Specifically, the team was tasked with investigating two separate but related solutions: a reservation system that would allow visitors to reserve parking spots ahead of time, and an on-site gate system that would enforce reservations.
Jauris explains that while the team had originally envisioned assessing multiple parking lots, once they arrived and began exploring the area they zeroed in on one spot that offered an ideal case study.
“When we were preparing for the project we looked at many different lots," she says, "but when we got there we realized that the biggest problem is on Cadillac Mountain, the highest mountain in the park and one of the most visited spots because of its beautiful views.”
The scenic mountain, which is also the tallest mountain on the eastern coast, quickly became familiar territory to the students. They stationed themselves at its summit to survey visitors about their opinions on using a reservation system and observe how long cars were parked in the lot during different times of the day.
Findings revealed that visitors would prefer to make reservations through a website or mobile app and pay an average of $5, and that cars were generally parked for 30 minutes or less at all times of the day.
The students also assessed the suitability of the land at the base of the mountain to determine how best to implement a gate system there.
“Our goal was to reconfigure the drive to get visitors to Cadillac Mountain as quickly as possible without creating long lines,” says Jauris. “At the same time, we wanted to minimize the impacts on the environment caused by expanding the roadway.”
To complement their findings and observations, team members conducted extensive research on the design and implementation of various reservation and gate systems.

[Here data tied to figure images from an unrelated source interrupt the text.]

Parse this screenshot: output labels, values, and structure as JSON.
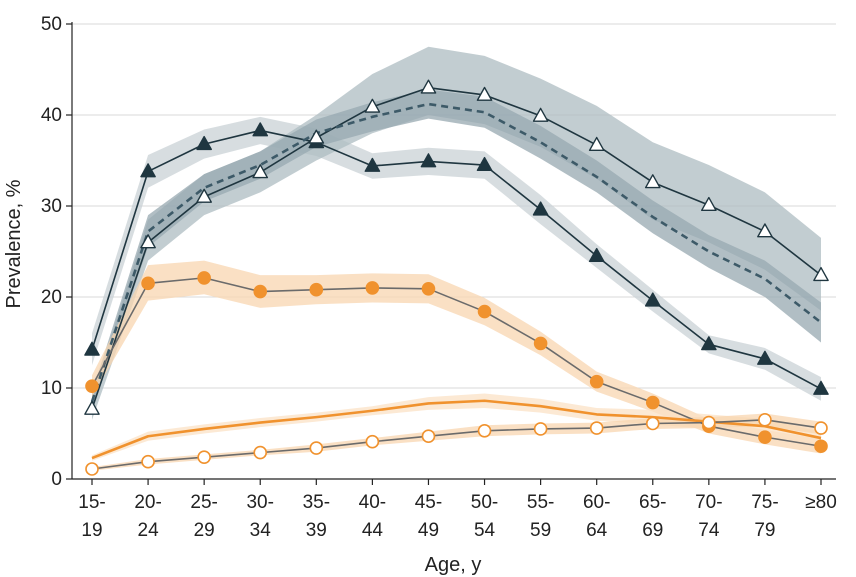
{
  "chart_data": {
    "type": "line",
    "xlabel": "Age, y",
    "ylabel": "Prevalence, %",
    "ylim": [
      0,
      50
    ],
    "yticks": [
      0,
      10,
      20,
      30,
      40,
      50
    ],
    "grid": "horizontal",
    "categories": [
      {
        "top": "15-",
        "bottom": "19"
      },
      {
        "top": "20-",
        "bottom": "24"
      },
      {
        "top": "25-",
        "bottom": "29"
      },
      {
        "top": "30-",
        "bottom": "34"
      },
      {
        "top": "35-",
        "bottom": "39"
      },
      {
        "top": "40-",
        "bottom": "44"
      },
      {
        "top": "45-",
        "bottom": "49"
      },
      {
        "top": "50-",
        "bottom": "54"
      },
      {
        "top": "55-",
        "bottom": "59"
      },
      {
        "top": "60-",
        "bottom": "64"
      },
      {
        "top": "65-",
        "bottom": "69"
      },
      {
        "top": "70-",
        "bottom": "74"
      },
      {
        "top": "75-",
        "bottom": "79"
      },
      {
        "top": "≥80",
        "bottom": ""
      }
    ],
    "series": [
      {
        "name": "dark-filled-triangle",
        "color": "#1f3640",
        "band_color": "#c9d2d6",
        "line_style": "solid",
        "marker": "triangle-filled",
        "values": [
          14.2,
          33.8,
          36.8,
          38.3,
          37.0,
          34.4,
          34.9,
          34.5,
          29.6,
          24.5,
          19.6,
          14.8,
          13.2,
          9.9
        ],
        "lower": [
          12.5,
          32.0,
          35.2,
          36.8,
          35.5,
          33.0,
          33.4,
          33.0,
          28.0,
          23.2,
          18.4,
          13.8,
          12.0,
          8.6
        ],
        "upper": [
          16.0,
          35.6,
          38.4,
          39.8,
          38.5,
          35.8,
          36.4,
          36.0,
          31.2,
          25.8,
          20.8,
          15.8,
          14.4,
          11.2
        ]
      },
      {
        "name": "dark-open-triangle",
        "color": "#1f3640",
        "band_color": "#aebcc2",
        "line_style": "solid",
        "marker": "triangle-open",
        "values": [
          7.7,
          26.0,
          31.0,
          33.7,
          37.5,
          40.9,
          43.0,
          42.2,
          39.9,
          36.7,
          32.6,
          30.1,
          27.2,
          22.4
        ],
        "lower": [
          6.5,
          24.0,
          29.0,
          31.5,
          35.0,
          38.0,
          40.0,
          39.0,
          36.5,
          33.0,
          28.5,
          26.0,
          23.0,
          18.5
        ],
        "upper": [
          9.0,
          28.5,
          33.5,
          36.0,
          40.0,
          44.5,
          47.5,
          46.5,
          44.0,
          41.0,
          37.0,
          34.5,
          31.5,
          26.5
        ]
      },
      {
        "name": "dark-dashed-line",
        "color": "#3d5a68",
        "band_color": "#97a8b0",
        "line_style": "dashed",
        "marker": "none",
        "values": [
          8.5,
          27.2,
          32.0,
          34.5,
          38.0,
          39.8,
          41.2,
          40.3,
          37.0,
          33.2,
          28.8,
          25.0,
          22.0,
          17.2
        ],
        "lower": [
          7.5,
          25.5,
          30.5,
          33.0,
          36.5,
          38.2,
          39.6,
          38.6,
          35.2,
          31.5,
          27.0,
          23.2,
          20.0,
          15.0
        ],
        "upper": [
          9.5,
          29.0,
          33.5,
          36.0,
          39.5,
          41.4,
          42.8,
          42.0,
          38.8,
          35.0,
          30.6,
          26.8,
          24.0,
          19.4
        ]
      },
      {
        "name": "orange-filled-circle",
        "color": "#f0922e",
        "line_color": "#6b6b6b",
        "band_color": "#f8d5b0",
        "line_style": "solid",
        "marker": "circle-filled",
        "values": [
          10.2,
          21.5,
          22.1,
          20.6,
          20.8,
          21.0,
          20.9,
          18.4,
          14.9,
          10.7,
          8.4,
          5.8,
          4.6,
          3.6
        ],
        "lower": [
          9.0,
          19.6,
          20.3,
          18.8,
          19.2,
          19.4,
          19.3,
          16.9,
          13.6,
          9.6,
          7.4,
          5.0,
          3.8,
          2.8
        ],
        "upper": [
          11.4,
          23.5,
          24.0,
          22.4,
          22.4,
          22.6,
          22.5,
          19.9,
          16.2,
          11.8,
          9.4,
          6.6,
          5.4,
          4.4
        ]
      },
      {
        "name": "orange-solid-line",
        "color": "#f0922e",
        "band_color": "#fbe2c6",
        "line_style": "solid",
        "marker": "none",
        "values": [
          2.3,
          4.7,
          5.5,
          6.2,
          6.8,
          7.5,
          8.3,
          8.6,
          8.0,
          7.1,
          6.8,
          6.3,
          5.8,
          4.5
        ],
        "lower": [
          2.0,
          4.2,
          5.0,
          5.7,
          6.3,
          7.0,
          7.6,
          7.8,
          7.3,
          6.4,
          6.0,
          5.5,
          5.0,
          3.8
        ],
        "upper": [
          2.6,
          5.2,
          6.0,
          6.7,
          7.3,
          8.0,
          9.0,
          9.4,
          8.8,
          7.8,
          7.6,
          7.1,
          6.6,
          5.2
        ]
      },
      {
        "name": "orange-open-circle",
        "color": "#f0922e",
        "line_color": "#6b6b6b",
        "band_color": "#f8d5b0",
        "line_style": "solid",
        "marker": "circle-open",
        "values": [
          1.1,
          1.9,
          2.4,
          2.9,
          3.4,
          4.1,
          4.7,
          5.3,
          5.5,
          5.6,
          6.1,
          6.2,
          6.5,
          5.6
        ],
        "lower": [
          0.9,
          1.6,
          2.1,
          2.6,
          3.0,
          3.7,
          4.2,
          4.7,
          4.9,
          5.0,
          5.5,
          5.6,
          5.8,
          4.9
        ],
        "upper": [
          1.3,
          2.2,
          2.7,
          3.2,
          3.8,
          4.5,
          5.2,
          5.9,
          6.1,
          6.2,
          6.7,
          6.8,
          7.2,
          6.3
        ]
      }
    ]
  }
}
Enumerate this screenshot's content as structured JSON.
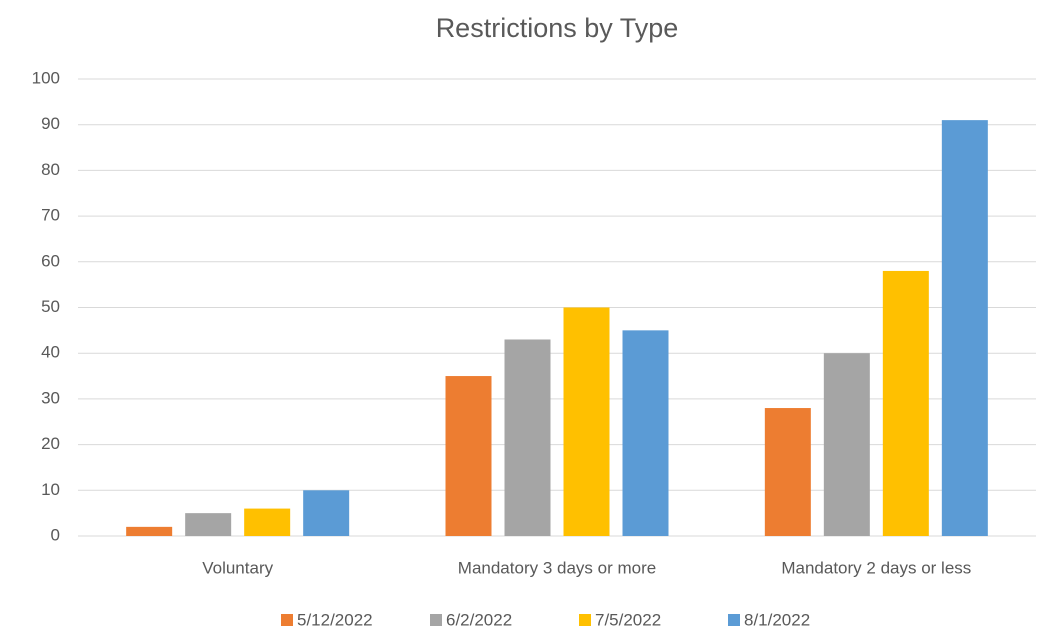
{
  "chart_data": {
    "type": "bar",
    "title": "Restrictions by Type",
    "categories": [
      "Voluntary",
      "Mandatory 3 days or more",
      "Mandatory 2 days or less"
    ],
    "series": [
      {
        "name": "5/12/2022",
        "color": "#ed7d31",
        "values": [
          2,
          35,
          28
        ]
      },
      {
        "name": "6/2/2022",
        "color": "#a5a5a5",
        "values": [
          5,
          43,
          40
        ]
      },
      {
        "name": "7/5/2022",
        "color": "#ffc000",
        "values": [
          6,
          50,
          58
        ]
      },
      {
        "name": "8/1/2022",
        "color": "#5b9bd5",
        "values": [
          10,
          45,
          91
        ]
      }
    ],
    "ylim": [
      0,
      100
    ],
    "yticks": [
      0,
      10,
      20,
      30,
      40,
      50,
      60,
      70,
      80,
      90,
      100
    ],
    "grid": true,
    "legend": "bottom"
  }
}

They also looked at case studies from other national parks, including Haleakalā National Park in Hawaii, which is the first national park to require visitors to make a reservation to visit one of its summits at peak times.
Finally, the team used simulation modeling software to determine optimal configurations for a gate system and performed a cost-effectiveness analysis on the various structures.

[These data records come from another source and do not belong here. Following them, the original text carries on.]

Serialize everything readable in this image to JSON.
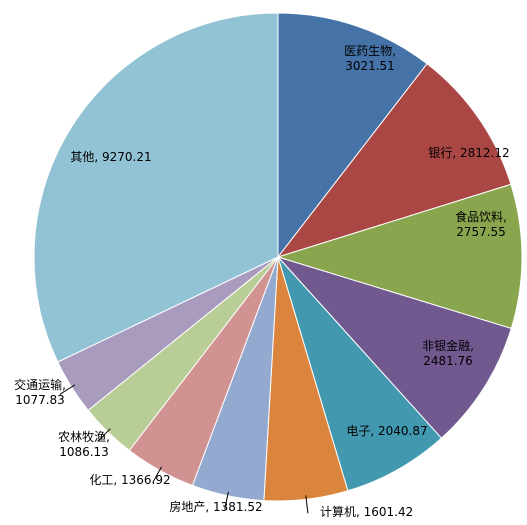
{
  "chart_data": {
    "type": "pie",
    "title": "",
    "start": "12 o'clock",
    "direction": "clockwise",
    "legend": "none",
    "slices": [
      {
        "name": "医药生物",
        "value": 3021.51,
        "value_text": "3021.51",
        "color": "#4572a7"
      },
      {
        "name": "银行",
        "value": 2812.12,
        "value_text": "2812.12",
        "color": "#aa4643"
      },
      {
        "name": "食品饮料",
        "value": 2757.55,
        "value_text": "2757.55",
        "color": "#89a54e"
      },
      {
        "name": "非银金融",
        "value": 2481.76,
        "value_text": "2481.76",
        "color": "#71588f"
      },
      {
        "name": "电子",
        "value": 2040.87,
        "value_text": "2040.87",
        "color": "#4198af"
      },
      {
        "name": "计算机",
        "value": 1601.42,
        "value_text": "1601.42",
        "color": "#db843d"
      },
      {
        "name": "房地产",
        "value": 1381.52,
        "value_text": "1381.52",
        "color": "#93a9cf"
      },
      {
        "name": "化工",
        "value": 1366.92,
        "value_text": "1366.92",
        "color": "#d19392"
      },
      {
        "name": "农林牧渔",
        "value": 1086.13,
        "value_text": "1086.13",
        "color": "#b9cd96"
      },
      {
        "name": "交通运输",
        "value": 1077.83,
        "value_text": "1077.83",
        "color": "#a99bbd"
      },
      {
        "name": "其他",
        "value": 9270.21,
        "value_text": "9270.21",
        "color": "#92c3d4"
      }
    ]
  }
}
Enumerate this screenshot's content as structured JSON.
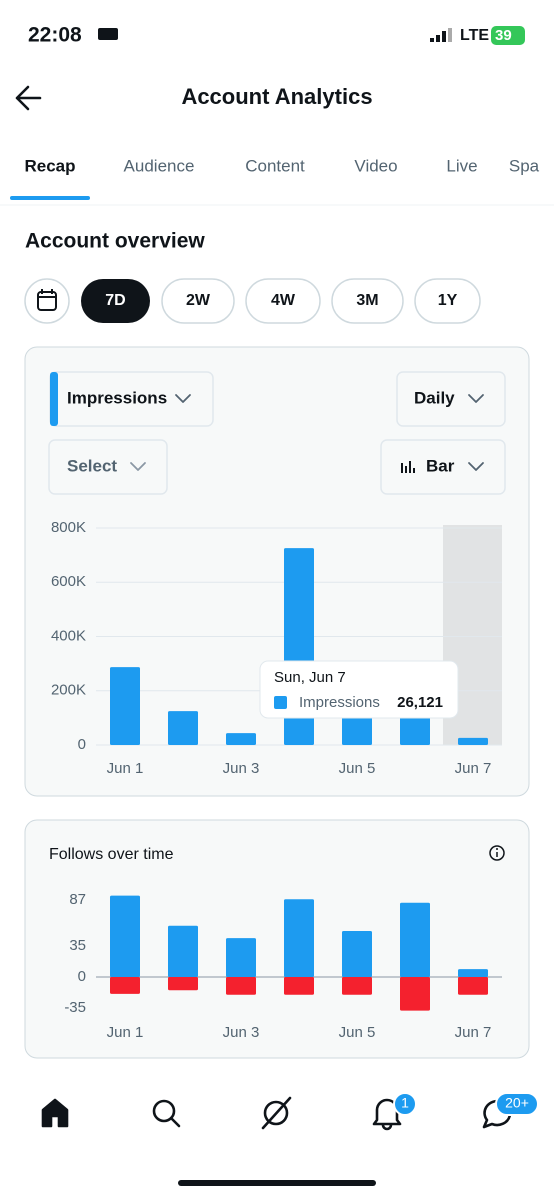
{
  "status_bar": {
    "time": "22:08",
    "network": "LTE",
    "battery": "39"
  },
  "header": {
    "title": "Account Analytics"
  },
  "tabs": [
    "Recap",
    "Audience",
    "Content",
    "Video",
    "Live",
    "Spa"
  ],
  "section_title": "Account overview",
  "ranges": [
    "7D",
    "2W",
    "4W",
    "3M",
    "1Y"
  ],
  "controls": {
    "metric": "Impressions",
    "interval": "Daily",
    "compare": "Select",
    "chart_kind": "Bar"
  },
  "chart_data": [
    {
      "type": "bar",
      "categories": [
        "Jun 1",
        null,
        "Jun 3",
        null,
        "Jun 5",
        null,
        "Jun 7"
      ],
      "series": [
        {
          "name": "Impressions",
          "color": "#1d9bf0",
          "values": [
            287000,
            125000,
            44000,
            726000,
            150000,
            120000,
            26121
          ],
          "value_labels": [
            null,
            null,
            null,
            null,
            null,
            null,
            "26,121"
          ]
        }
      ],
      "tooltip_title": "Sun, Jun 7",
      "ylim": [
        0,
        800000
      ],
      "yticks": [
        0,
        {
          "value": 200000,
          "label": "200K"
        },
        {
          "value": 400000,
          "label": "400K"
        },
        {
          "value": 600000,
          "label": "600K"
        },
        {
          "value": 800000,
          "label": "800K"
        }
      ],
      "grid": true
    },
    {
      "type": "bar",
      "title": "Follows over time",
      "categories": [
        "Jun 1",
        null,
        "Jun 3",
        null,
        "Jun 5",
        null,
        "Jun 7"
      ],
      "series": [
        {
          "color": "#1d9bf0",
          "values": [
            92,
            58,
            44,
            88,
            52,
            84,
            9
          ]
        },
        {
          "color": "#f4212e",
          "values": [
            -19,
            -15,
            -20,
            -20,
            -20,
            -38,
            -20
          ]
        }
      ],
      "ylim": [
        -48,
        95
      ],
      "yticks": [
        -35,
        0,
        35,
        87
      ],
      "grid": false
    }
  ],
  "notifications": {
    "alerts": "1",
    "messages": "20+"
  }
}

In the end, they provided the park with detailed recommendations for an online reservation system and connected mobile app that would require visitors to reserve spots during sunrise and sunset, and a gate system that would span two lanes of traffic and use automatic gates to read QR codes on printable reservation receipts. They further suggested that the park roll out the systems by conducting a trial for one-hour reservations during sunrise hours only.

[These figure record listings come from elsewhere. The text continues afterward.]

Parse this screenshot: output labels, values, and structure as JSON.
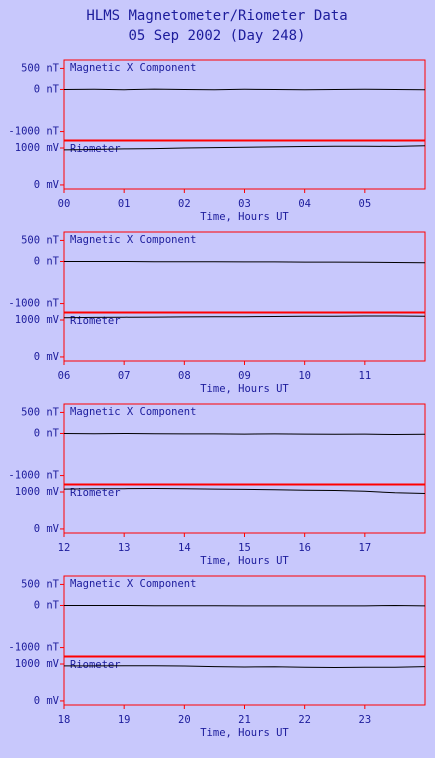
{
  "title": "HLMS Magnetometer/Riometer Data",
  "subtitle": "05 Sep 2002 (Day 248)",
  "chart_data": [
    {
      "type": "line",
      "annotation": "Magnetic X Component",
      "color": "#000000",
      "x": [
        0,
        0.5,
        1,
        1.5,
        2,
        2.5,
        3,
        3.5,
        4,
        4.5,
        5,
        5.5,
        6
      ],
      "values": [
        0,
        5,
        -5,
        10,
        0,
        -5,
        5,
        0,
        -5,
        0,
        5,
        0,
        -5
      ],
      "xlim": [
        0,
        6
      ],
      "ylim": [
        -1200,
        700
      ],
      "yticks": [
        {
          "value": 500,
          "label": "500 nT"
        },
        {
          "value": 0,
          "label": "0 nT"
        },
        {
          "value": -1000,
          "label": "-1000 nT"
        }
      ]
    },
    {
      "type": "line",
      "annotation": "Riometer",
      "color": "#000000",
      "x": [
        0,
        0.5,
        1,
        1.5,
        2,
        2.5,
        3,
        3.5,
        4,
        4.5,
        5,
        5.5,
        6
      ],
      "values": [
        950,
        960,
        975,
        985,
        1000,
        1010,
        1020,
        1030,
        1040,
        1050,
        1050,
        1045,
        1060
      ],
      "xlim": [
        0,
        6
      ],
      "ylim": [
        -110,
        1190
      ],
      "yticks": [
        {
          "value": 1000,
          "label": "1000 mV"
        },
        {
          "value": 0,
          "label": "0 mV"
        }
      ],
      "xticks": [
        {
          "value": 0,
          "label": "00"
        },
        {
          "value": 1,
          "label": "01"
        },
        {
          "value": 2,
          "label": "02"
        },
        {
          "value": 3,
          "label": "03"
        },
        {
          "value": 4,
          "label": "04"
        },
        {
          "value": 5,
          "label": "05"
        }
      ],
      "xlabel": "Time, Hours UT"
    },
    {
      "type": "line",
      "annotation": "Magnetic X Component",
      "color": "#000000",
      "x": [
        6,
        6.5,
        7,
        7.5,
        8,
        8.5,
        9,
        9.5,
        10,
        10.5,
        11,
        11.5,
        12
      ],
      "values": [
        0,
        0,
        0,
        -5,
        -5,
        -5,
        -10,
        -10,
        -15,
        -15,
        -20,
        -25,
        -30
      ],
      "xlim": [
        6,
        12
      ],
      "ylim": [
        -1200,
        700
      ],
      "yticks": [
        {
          "value": 500,
          "label": "500 nT"
        },
        {
          "value": 0,
          "label": "0 nT"
        },
        {
          "value": -1000,
          "label": "-1000 nT"
        }
      ]
    },
    {
      "type": "line",
      "annotation": "Riometer",
      "color": "#000000",
      "x": [
        6,
        6.5,
        7,
        7.5,
        8,
        8.5,
        9,
        9.5,
        10,
        10.5,
        11,
        11.5,
        12
      ],
      "values": [
        1060,
        1070,
        1075,
        1080,
        1085,
        1090,
        1090,
        1095,
        1100,
        1100,
        1110,
        1110,
        1100
      ],
      "xlim": [
        6,
        12
      ],
      "ylim": [
        -110,
        1190
      ],
      "yticks": [
        {
          "value": 1000,
          "label": "1000 mV"
        },
        {
          "value": 0,
          "label": "0 mV"
        }
      ],
      "xticks": [
        {
          "value": 6,
          "label": "06"
        },
        {
          "value": 7,
          "label": "07"
        },
        {
          "value": 8,
          "label": "08"
        },
        {
          "value": 9,
          "label": "09"
        },
        10,
        11
      ],
      "xlabel": "Time, Hours UT"
    },
    {
      "type": "line",
      "annotation": "Magnetic X Component",
      "color": "#000000",
      "x": [
        12,
        12.5,
        13,
        13.5,
        14,
        14.5,
        15,
        15.5,
        16,
        16.5,
        17,
        17.5,
        18
      ],
      "values": [
        0,
        -5,
        0,
        -5,
        -10,
        -10,
        -15,
        -10,
        -15,
        -20,
        -15,
        -25,
        -20
      ],
      "xlim": [
        12,
        18
      ],
      "ylim": [
        -1200,
        700
      ],
      "yticks": [
        {
          "value": 500,
          "label": "500 nT"
        },
        {
          "value": 0,
          "label": "0 nT"
        },
        {
          "value": -1000,
          "label": "-1000 nT"
        }
      ]
    },
    {
      "type": "line",
      "annotation": "Riometer",
      "color": "#000000",
      "x": [
        12,
        12.5,
        13,
        13.5,
        14,
        14.5,
        15,
        15.5,
        16,
        16.5,
        17,
        17.5,
        18
      ],
      "values": [
        1080,
        1090,
        1090,
        1095,
        1090,
        1080,
        1070,
        1060,
        1050,
        1040,
        1020,
        980,
        960
      ],
      "xlim": [
        12,
        18
      ],
      "ylim": [
        -110,
        1190
      ],
      "yticks": [
        {
          "value": 1000,
          "label": "1000 mV"
        },
        {
          "value": 0,
          "label": "0 mV"
        }
      ],
      "xticks": [
        12,
        13,
        14,
        15,
        16,
        17
      ],
      "xlabel": "Time, Hours UT"
    },
    {
      "type": "line",
      "annotation": "Magnetic X Component",
      "color": "#000000",
      "x": [
        18,
        18.5,
        19,
        19.5,
        20,
        20.5,
        21,
        21.5,
        22,
        22.5,
        23,
        23.5,
        24
      ],
      "values": [
        0,
        0,
        0,
        -5,
        -5,
        -5,
        -10,
        -10,
        -10,
        -10,
        -10,
        0,
        -10
      ],
      "xlim": [
        18,
        24
      ],
      "ylim": [
        -1200,
        700
      ],
      "yticks": [
        {
          "value": 500,
          "label": "500 nT"
        },
        {
          "value": 0,
          "label": "0 nT"
        },
        {
          "value": -1000,
          "label": "-1000 nT"
        }
      ]
    },
    {
      "type": "line",
      "annotation": "Riometer",
      "color": "#000000",
      "x": [
        18,
        18.5,
        19,
        19.5,
        20,
        20.5,
        21,
        21.5,
        22,
        22.5,
        23,
        23.5,
        24
      ],
      "values": [
        950,
        950,
        955,
        955,
        945,
        930,
        920,
        925,
        910,
        905,
        915,
        910,
        930
      ],
      "xlim": [
        18,
        24
      ],
      "ylim": [
        -110,
        1190
      ],
      "yticks": [
        {
          "value": 1000,
          "label": "1000 mV"
        },
        {
          "value": 0,
          "label": "0 mV"
        }
      ],
      "xticks": [
        18,
        19,
        20,
        21,
        22,
        23
      ],
      "xlabel": "Time, Hours UT"
    }
  ]
}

Kelly hopes to use some of the students’ recommendations going forward as part of a new park transportation plan that is currently in the works.
“Our goal is to finish the transportation plan by the end of 2018,” he says. “Not everything can be put into action right away but, conceptually, a reservation system for Cadillac is something that could happen fairly quickly.”
While he believes all of the findings will be useful, Kelly says he was particularly impressed with the structure the team designed for the gate system.
“We had long thought that implementing a gate system at the base of Cadillac Mountain was not possible because it would cause long lines of traffic to back up onto the main road," he says, "but the students did a really interesting analysis showing that it is possible using a two-lane solution.”
He also hopes to continue to involve WPI students with the upcoming transportation plan.
“Once the plan is finalized there will be a lot more work to do, and I could definitely see WPI teams coming on board to take a closer look at designing and implementing different parts of it,” says Kelly. “It is really valuable to have WPI students from all different majors bring fresh eyes to problems like this.”
He adds, “The NPS has really appreciated the growth in our relationship with WPI and its students over the years. When the Bar Harbor Project Center first opened, we were not really involved with them, but now we are fully engaged. Our top management staff regularly attend student presentations and feel they add a lot of value.”